Has anyone any suggestions for a good home printer? A copying facility would be nice, but not essential as I have a SnapScan scanner.
Preferably not HP; I’m rebelling against, as Cory Doctorow puts it, the “enshitification” of their instant ink subscription. That said, it’s a long way from where I live to anywhere that sells ink, so if there’s a brand that does the same thing, but charges you only for pages actually printed I’d consider it.
For color printing, if that’s important to you, I found the Brother to be very nickel-and-dimey regarding consumables costs. Specifically separate drum units, which other manufacturers build into their cartridges. I personally have a Canon MF733CDW and I really like it.
I have a Brother HL-L6200DW laser printer. The only thing it does is print in black and white, which it does reliably and fast. This particular model has been discontinued, but if I were in the market for a new monochrome printer, I’d look at Brother laser printers first.
PS: I won’t even bother with a model that doesn’t print on both sides of the paper.
My old color laser gets little use so haven’t bought toner for it in years, but my understanding is that the drum ages/wears out on a different life-cycle than the the rest of the cartridge so potentially having them individually replaceable is consumer friendly?
Can anyone clarify if this is better or just a money grab? Or maybe brand-specific?
It’s always coming up here (see New inkjet (or other) printer in 2025? for the last go-around) and elsewhere – if you can get by with monochrome laser, get any Brother. We’ve got two (one in 2016 and the second in 2019) and they never fail.
I have a laser printer with a drum unit. I’ve replaced the drum unit once, but have replaced the toner cartridge several times. I haven’t checked recently, but when I bought my printer it was more economical to use separate drum units and toner cartridges if you were going to do a lot of printing.

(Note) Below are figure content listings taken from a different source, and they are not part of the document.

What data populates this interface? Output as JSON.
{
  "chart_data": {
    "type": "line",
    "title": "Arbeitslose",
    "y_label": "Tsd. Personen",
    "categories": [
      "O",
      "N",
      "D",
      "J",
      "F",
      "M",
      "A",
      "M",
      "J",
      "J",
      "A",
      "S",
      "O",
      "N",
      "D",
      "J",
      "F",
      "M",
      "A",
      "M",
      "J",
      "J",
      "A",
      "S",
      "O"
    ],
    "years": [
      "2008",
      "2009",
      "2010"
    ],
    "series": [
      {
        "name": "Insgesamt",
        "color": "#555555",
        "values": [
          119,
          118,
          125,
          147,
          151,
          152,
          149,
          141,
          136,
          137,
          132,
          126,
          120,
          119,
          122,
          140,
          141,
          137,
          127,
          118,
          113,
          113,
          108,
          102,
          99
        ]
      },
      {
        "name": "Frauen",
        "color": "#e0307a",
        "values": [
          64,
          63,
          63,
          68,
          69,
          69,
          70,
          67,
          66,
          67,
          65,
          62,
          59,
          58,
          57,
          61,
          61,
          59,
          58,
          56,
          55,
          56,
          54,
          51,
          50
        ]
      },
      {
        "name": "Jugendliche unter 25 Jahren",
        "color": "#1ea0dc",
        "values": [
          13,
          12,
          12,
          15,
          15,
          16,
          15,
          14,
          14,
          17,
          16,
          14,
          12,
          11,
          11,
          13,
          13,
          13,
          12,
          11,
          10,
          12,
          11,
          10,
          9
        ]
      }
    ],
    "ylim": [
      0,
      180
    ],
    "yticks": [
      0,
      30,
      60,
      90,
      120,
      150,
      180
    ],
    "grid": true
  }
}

I own an 8+ year old Brother printer and purchased several over the years for my company.
The ones in the warehouse were constantly exposed to dirt & dust from open doors on the truck dock, and occasionally failed in less than a year. But Brother printers were frequently on sale at local stores and I even purchased one for less than the cost of a toner cartridge.
Last time I shopped home printers a few years ago it seemed to be the opposite.
Color lasers have a transfer belt which is always separate, and drums do wear at different rates than cartridges - but the cost of replacing a drum and cartridges can sometimes be significantly more expensive.
All math really has to be done per printer though. Just some examples I’ve run into:
A $100 cartridge might print 1,400 pages or 3,000 pages, even from the same manufacturer
Buying that same cartridge in the remanufactured market might change that page yield, since some brands will change a microchip but not a cartridge design for a new model. This means they’ll just slack-fill what used to be a 4,000 page cartridge to make a 1,500 page cartridge. The microchip prevents using the old cartridge in the new printer.
The cartridge that comes with a printer might be a “1234E” instead of a “1234”, and the “E” basically means “we give it to you for free, so it’s only 1/3 full.”
A drum might last 10,000 pages or 50,000 pages, depending on the company.
A manufacturer might put a chip in their drum to “expire” it after a certain number of pages, when it actually has plenty of useful life left
If you print a very low volume, some of this may never be an issue as the initial cartridge may last years. But at higher volumes, it’s important to add up every single cost and boil it down per page.